According to my religion, I am urged not to judge the actions of others, lest I find mine also being scrutinized. But now and again I can’t stop myself. It seems some crimes need a little extra something when the punishments are finally ladled out.

At a UPS store near our Johns Creek neighbors, the owner and an employee have been accused of stealing Target gift cards that were meant for those in need in Alabama.

The DeKalb County facilities of Habitat for Humanity have been taken three times in the last two weeks, losing expensive power tools.

And according to the folks in Marietta city government, the fountain on the town’s square has been emptied three times over the last several months, so thieves could make off with the coins tossed in.

I know we are living in times of job loss, pricey gas and economic privation, but the egregious nature of stealing seems multiplied when the victim is charity. Theft is theft, but there is something about taking bread off a table surrounded by more appetites than food that ought to carry stiffer penalties.

A friend of mine used to be a New York City detective, but now practices his craft for a large banking concern. Having spent much of his life dealing with those who shalt steal, he has come to the conclusion that if theft seems a viable option in one’s brain, the moral and educated disconnect has already taken place.

Happily for the majority of us who aren’t tempted to have our hand in the cookie jar, that disconnect almost always brings diminished intellectual capacity. In the case of the allegedly purloined gift cards there was a record of when they should have left, when they should have arrived and a tracking number on the package. That’s what my investigative journalist friends refer to as a paper trail.

Not to mention that everything that passes a cash register these days has a barcode. Some computer, somewhere, knows when and where something like, let’s say, a gift card was used.

When people get caught stealing they are inevitably asked: “What were you thinking?” If thieves could muster just a moment of clarity at that time, I doubt their answer would yield any recompense. Or they might invoke stupidity’s close relation, denial.

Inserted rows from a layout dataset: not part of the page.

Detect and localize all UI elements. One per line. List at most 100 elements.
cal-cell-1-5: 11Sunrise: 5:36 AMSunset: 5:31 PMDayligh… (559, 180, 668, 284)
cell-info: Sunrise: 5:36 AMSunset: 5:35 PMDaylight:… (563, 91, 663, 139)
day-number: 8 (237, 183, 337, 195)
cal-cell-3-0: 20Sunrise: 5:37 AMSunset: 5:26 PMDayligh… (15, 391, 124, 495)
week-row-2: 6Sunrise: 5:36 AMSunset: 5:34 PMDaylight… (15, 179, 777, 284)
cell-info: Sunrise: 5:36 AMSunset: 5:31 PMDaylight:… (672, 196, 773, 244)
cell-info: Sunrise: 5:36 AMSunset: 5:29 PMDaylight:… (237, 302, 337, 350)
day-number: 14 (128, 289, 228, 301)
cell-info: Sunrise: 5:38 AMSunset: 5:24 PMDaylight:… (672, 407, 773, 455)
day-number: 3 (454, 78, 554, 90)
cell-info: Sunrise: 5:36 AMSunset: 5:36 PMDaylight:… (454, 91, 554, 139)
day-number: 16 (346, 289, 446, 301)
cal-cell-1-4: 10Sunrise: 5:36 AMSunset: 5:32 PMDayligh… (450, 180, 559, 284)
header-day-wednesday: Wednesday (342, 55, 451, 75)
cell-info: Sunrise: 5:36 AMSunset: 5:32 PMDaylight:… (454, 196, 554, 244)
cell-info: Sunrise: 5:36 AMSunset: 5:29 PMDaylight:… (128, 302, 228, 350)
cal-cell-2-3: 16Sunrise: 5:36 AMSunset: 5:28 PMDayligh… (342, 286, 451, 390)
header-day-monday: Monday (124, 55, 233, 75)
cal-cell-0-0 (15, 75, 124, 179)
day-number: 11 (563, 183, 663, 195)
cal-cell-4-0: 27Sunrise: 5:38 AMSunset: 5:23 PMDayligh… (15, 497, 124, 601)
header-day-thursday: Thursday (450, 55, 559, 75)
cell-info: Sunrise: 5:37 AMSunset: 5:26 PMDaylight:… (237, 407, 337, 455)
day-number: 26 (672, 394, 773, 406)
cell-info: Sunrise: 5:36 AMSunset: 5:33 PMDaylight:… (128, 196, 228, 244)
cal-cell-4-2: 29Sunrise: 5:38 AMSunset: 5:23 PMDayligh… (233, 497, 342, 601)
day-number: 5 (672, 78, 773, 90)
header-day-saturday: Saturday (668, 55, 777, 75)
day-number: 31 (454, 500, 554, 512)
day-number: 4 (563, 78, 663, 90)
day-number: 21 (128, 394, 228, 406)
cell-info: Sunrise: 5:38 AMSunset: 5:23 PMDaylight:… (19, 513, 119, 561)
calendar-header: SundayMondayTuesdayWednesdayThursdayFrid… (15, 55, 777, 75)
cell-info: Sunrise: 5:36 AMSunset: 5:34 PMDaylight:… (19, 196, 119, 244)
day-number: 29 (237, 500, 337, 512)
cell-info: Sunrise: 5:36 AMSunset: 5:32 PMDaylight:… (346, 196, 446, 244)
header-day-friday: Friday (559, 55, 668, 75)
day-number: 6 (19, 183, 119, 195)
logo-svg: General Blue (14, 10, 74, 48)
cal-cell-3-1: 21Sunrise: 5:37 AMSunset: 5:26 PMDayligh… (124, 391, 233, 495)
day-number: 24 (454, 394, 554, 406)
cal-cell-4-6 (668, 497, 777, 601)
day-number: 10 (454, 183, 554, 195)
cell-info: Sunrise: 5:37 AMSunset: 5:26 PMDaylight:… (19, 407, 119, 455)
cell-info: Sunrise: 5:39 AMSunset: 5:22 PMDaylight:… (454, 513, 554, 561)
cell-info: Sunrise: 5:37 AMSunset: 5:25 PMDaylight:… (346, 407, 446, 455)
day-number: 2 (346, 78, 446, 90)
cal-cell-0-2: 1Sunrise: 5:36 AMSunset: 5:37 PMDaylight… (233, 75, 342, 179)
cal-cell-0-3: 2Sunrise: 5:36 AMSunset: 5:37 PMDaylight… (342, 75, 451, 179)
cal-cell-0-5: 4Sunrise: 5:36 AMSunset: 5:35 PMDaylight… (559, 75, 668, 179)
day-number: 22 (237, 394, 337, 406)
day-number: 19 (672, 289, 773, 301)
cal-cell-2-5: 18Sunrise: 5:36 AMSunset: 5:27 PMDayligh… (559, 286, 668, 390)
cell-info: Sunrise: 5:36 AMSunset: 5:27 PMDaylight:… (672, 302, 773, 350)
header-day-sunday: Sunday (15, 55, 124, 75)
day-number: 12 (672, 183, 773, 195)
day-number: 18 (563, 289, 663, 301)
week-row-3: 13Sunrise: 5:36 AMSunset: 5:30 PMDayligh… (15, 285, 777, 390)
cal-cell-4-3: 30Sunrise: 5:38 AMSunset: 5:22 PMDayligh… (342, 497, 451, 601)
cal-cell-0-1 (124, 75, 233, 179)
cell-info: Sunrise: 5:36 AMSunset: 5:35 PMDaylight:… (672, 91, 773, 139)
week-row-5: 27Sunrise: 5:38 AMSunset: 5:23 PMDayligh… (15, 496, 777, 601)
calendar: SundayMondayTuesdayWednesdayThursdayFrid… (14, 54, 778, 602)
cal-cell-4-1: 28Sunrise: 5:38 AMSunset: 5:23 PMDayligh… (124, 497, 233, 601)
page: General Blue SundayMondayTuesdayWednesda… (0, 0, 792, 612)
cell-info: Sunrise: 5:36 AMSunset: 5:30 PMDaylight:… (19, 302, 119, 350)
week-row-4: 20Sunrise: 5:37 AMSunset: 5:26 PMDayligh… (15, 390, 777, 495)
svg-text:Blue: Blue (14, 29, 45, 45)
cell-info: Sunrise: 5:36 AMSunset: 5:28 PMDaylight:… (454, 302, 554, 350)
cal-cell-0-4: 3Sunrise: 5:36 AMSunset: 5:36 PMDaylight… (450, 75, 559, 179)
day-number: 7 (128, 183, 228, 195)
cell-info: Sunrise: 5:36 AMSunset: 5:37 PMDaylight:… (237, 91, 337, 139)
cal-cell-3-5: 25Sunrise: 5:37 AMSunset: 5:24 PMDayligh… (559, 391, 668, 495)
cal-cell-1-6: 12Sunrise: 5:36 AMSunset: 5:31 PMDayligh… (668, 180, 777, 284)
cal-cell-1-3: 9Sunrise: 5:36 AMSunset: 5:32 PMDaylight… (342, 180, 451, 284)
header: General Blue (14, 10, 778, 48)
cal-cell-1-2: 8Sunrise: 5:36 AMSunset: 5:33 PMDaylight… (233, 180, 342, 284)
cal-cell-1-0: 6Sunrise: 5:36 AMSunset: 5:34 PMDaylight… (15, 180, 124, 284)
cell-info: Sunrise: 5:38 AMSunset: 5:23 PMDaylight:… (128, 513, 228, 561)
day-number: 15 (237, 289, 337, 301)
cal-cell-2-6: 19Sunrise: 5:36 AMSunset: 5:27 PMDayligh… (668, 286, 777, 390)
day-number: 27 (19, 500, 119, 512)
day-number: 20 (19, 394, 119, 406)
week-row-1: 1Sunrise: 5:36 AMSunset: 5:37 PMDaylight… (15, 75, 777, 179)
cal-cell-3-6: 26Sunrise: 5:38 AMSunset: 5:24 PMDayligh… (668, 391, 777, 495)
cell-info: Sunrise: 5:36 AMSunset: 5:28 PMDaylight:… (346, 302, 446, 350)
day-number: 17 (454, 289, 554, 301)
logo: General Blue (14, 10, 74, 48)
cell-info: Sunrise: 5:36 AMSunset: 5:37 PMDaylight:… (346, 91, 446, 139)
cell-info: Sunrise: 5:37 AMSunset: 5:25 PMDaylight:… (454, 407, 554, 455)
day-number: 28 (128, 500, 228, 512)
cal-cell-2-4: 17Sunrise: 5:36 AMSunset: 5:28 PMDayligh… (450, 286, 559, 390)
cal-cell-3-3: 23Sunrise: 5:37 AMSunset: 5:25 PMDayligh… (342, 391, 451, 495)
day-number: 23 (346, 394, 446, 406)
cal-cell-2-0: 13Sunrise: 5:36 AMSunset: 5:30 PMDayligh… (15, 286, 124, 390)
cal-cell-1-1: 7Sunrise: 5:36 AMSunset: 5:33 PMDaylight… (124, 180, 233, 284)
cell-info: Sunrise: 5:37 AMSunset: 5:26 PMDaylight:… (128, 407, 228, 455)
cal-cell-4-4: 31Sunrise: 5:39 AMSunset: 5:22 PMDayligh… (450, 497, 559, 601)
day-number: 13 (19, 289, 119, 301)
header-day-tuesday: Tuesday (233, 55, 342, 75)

Life is not fair, but I hope the hooligans with Habitat’s tools are caught while the booty can be reclaimed, that Marietta’s constables keep a keener eye on that fountain and that our friends in Alabama that needed those gift cards get them.

As for the perpetrators, history tells us few will really mend their ways. Most of the time crooks are not sorry for their crimes, they are sorry they were caught committing them. Thus is the conscience of the failed criminal mastermind.

Mankind has the skills to get a three-dimensional view of a heart, to operate on a heart and to replace a heart. Sadly, we still can’t see into one. If we could, perhaps we might understand why we do what we do when we do wrong.